Insert Media Buying Guide: Help Wanted
The good news: Insert media continues to blossom, with new programs being announced regularly. The could-be-better news: The channel still needs more players, both advertisers and program owners. While this medium has seen significant expansion in recent years, everyone with a stake in its success is clamoring for more. More large programs. More variety in advertisers and offers.
To identify a few of the main challenges and opportunities in the insert media arena, Target Marketing called on two leading experts: Leon Henry, chairman and CEO of Leon Henry Inc., and Lisa Roland, president of Everyday Media. They shared their thoughts on how marketers can leverage this channel to improve their bottom lines.
Target Marketing: What is the current state of the insert media industry?

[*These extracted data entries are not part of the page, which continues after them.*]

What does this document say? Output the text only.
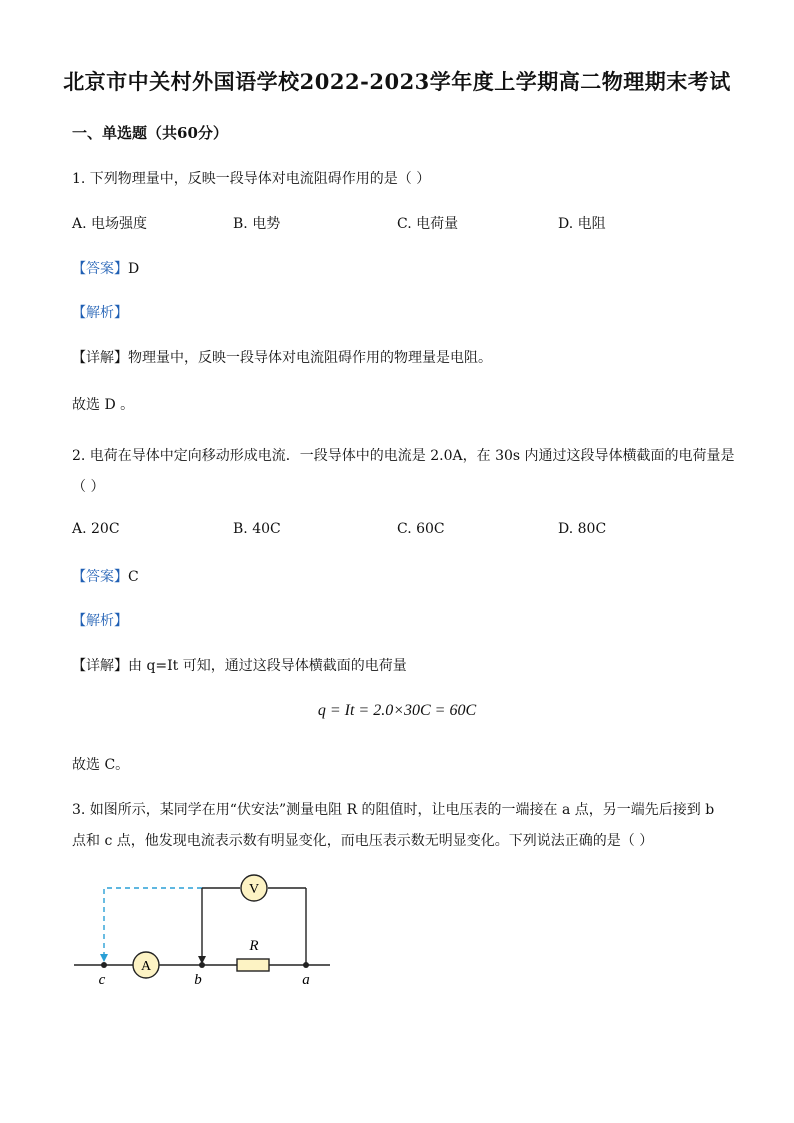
北京市中关村外国语学校2022-2023学年度上学期高二物理期末考试
一、单选题（共60分）
1. 下列物理量中，反映一段导体对电流阻碍作用的是（ ）
A. 电场强度	B. 电势	C. 电荷量	D. 电阻
【答案】D
【解析】
【详解】物理量中，反映一段导体对电流阻碍作用的物理量是电阻。
故选 D 。
2. 电荷在导体中定向移动形成电流．一段导体中的电流是 2.0A，在 30s 内通过这段导体横截面的电荷量是
（ ）
A. 20C	B. 40C	C. 60C	D. 80C
【答案】C
【解析】
【详解】由 q=It 可知，通过这段导体横截面的电荷量
q = It = 2.0×30C = 60C
故选 C。
3. 如图所示，某同学在用“伏安法”测量电阻 R 的阻值时，让电压表的一端接在 a 点，另一端先后接到 b
点和 c 点，他发现电流表示数有明显变化，而电压表示数无明显变化。下列说法正确的是（ ）
V
A
R
c	b	a
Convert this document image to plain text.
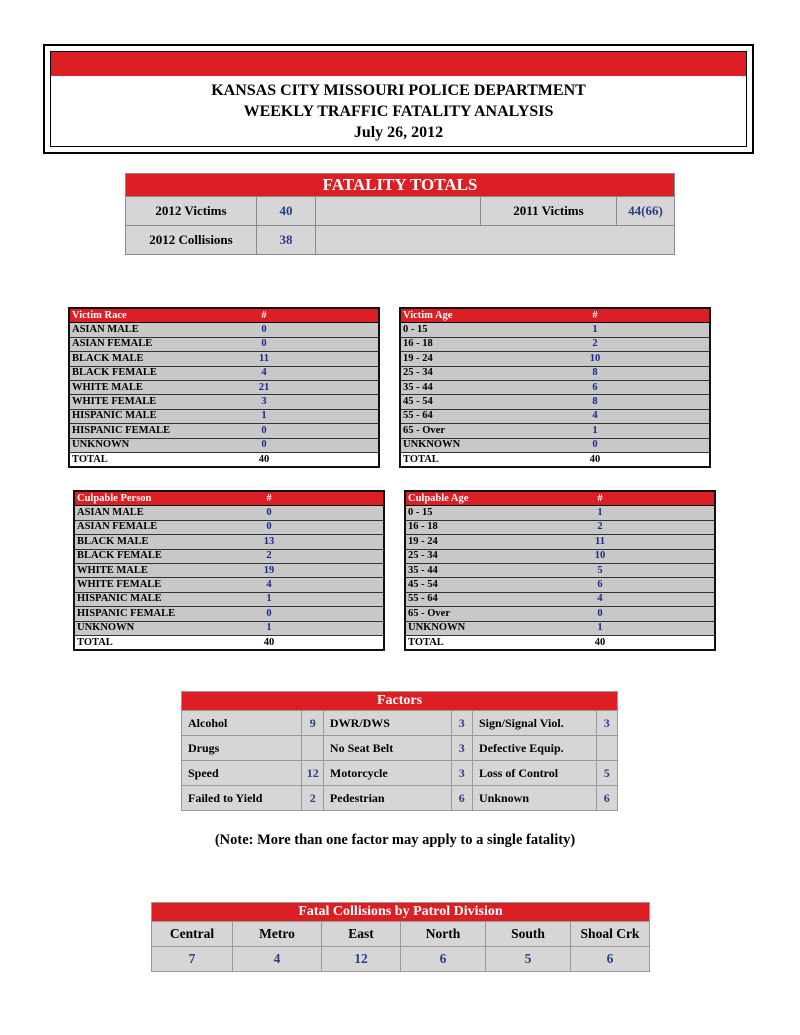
KANSAS CITY MISSOURI POLICE DEPARTMENT
WEEKLY TRAFFIC FATALITY ANALYSIS
July 26, 2012
FATALITY TOTALS				
2012 Victims	40		2011 Victims	44(66)
2012 Collisions	38			
Victim Race	#	
ASIAN MALE	0	
ASIAN FEMALE	0	
BLACK MALE	11	
BLACK FEMALE	4	
WHITE MALE	21	
WHITE FEMALE	3	
HISPANIC MALE	1	
HISPANIC FEMALE	0	
UNKNOWN	0	
TOTAL	40	
Victim Age	#	
0 - 15	1	
16 - 18	2	
19 - 24	10	
25 - 34	8	
35 - 44	6	
45 - 54	8	
55 - 64	4	
65 - Over	1	
UNKNOWN	0	
TOTAL	40	
Culpable Person	#	
ASIAN MALE	0	
ASIAN FEMALE	0	
BLACK MALE	13	
BLACK FEMALE	2	
WHITE MALE	19	
WHITE FEMALE	4	
HISPANIC MALE	1	
HISPANIC FEMALE	0	
UNKNOWN	1	
TOTAL	40	
Culpable Age	#	
0 - 15	1	
16 - 18	2	
19 - 24	11	
25 - 34	10	
35 - 44	5	
45 - 54	6	
55 - 64	4	
65 - Over	0	
UNKNOWN	1	
TOTAL	40	
Factors					
Alcohol	9	DWR/DWS	3	Sign/Signal Viol.	3
Drugs		No Seat Belt	3	Defective Equip.	
Speed	12	Motorcycle	3	Loss of Control	5
Failed to Yield	2	Pedestrian	6	Unknown	6
(Note: More than one factor may apply to a single fatality)
Fatal Collisions by Patrol Division					
Central	Metro	East	North	South	Shoal Crk
7	4	12	6	5	6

Leon Henry: Currently, we see the industry in a state of some flux. Basically, you have mergers or roll-ups going on among broker/managers and buyers, e.g., the Millard-Mokrynski consolidation. This has the program owners wondering who is minding their store, so to speak. The second issue is that of heavy competition among managers to get program owners to switch managers. I do not recall any time recently where there are more requests for review. Basically, owners are looking for more revenue. There are two ways to increase owner revenue. One is to increase sales prices, which is very difficult in the current climate of price-driven buyers. The second is adding additional services for sale; for example, catalog blow-ins and Web inserts.
Growth seems to be slowing down after a burst earlier following the postal increase. But there are some well-known names sourcing the industry with the idea of opening their packages to inserts. Historically, each increase in postage has brought new insert programs and new insert advertisers. While I don’t see the future that we all wish we could have, the increase in both sides of the insert equation should follow.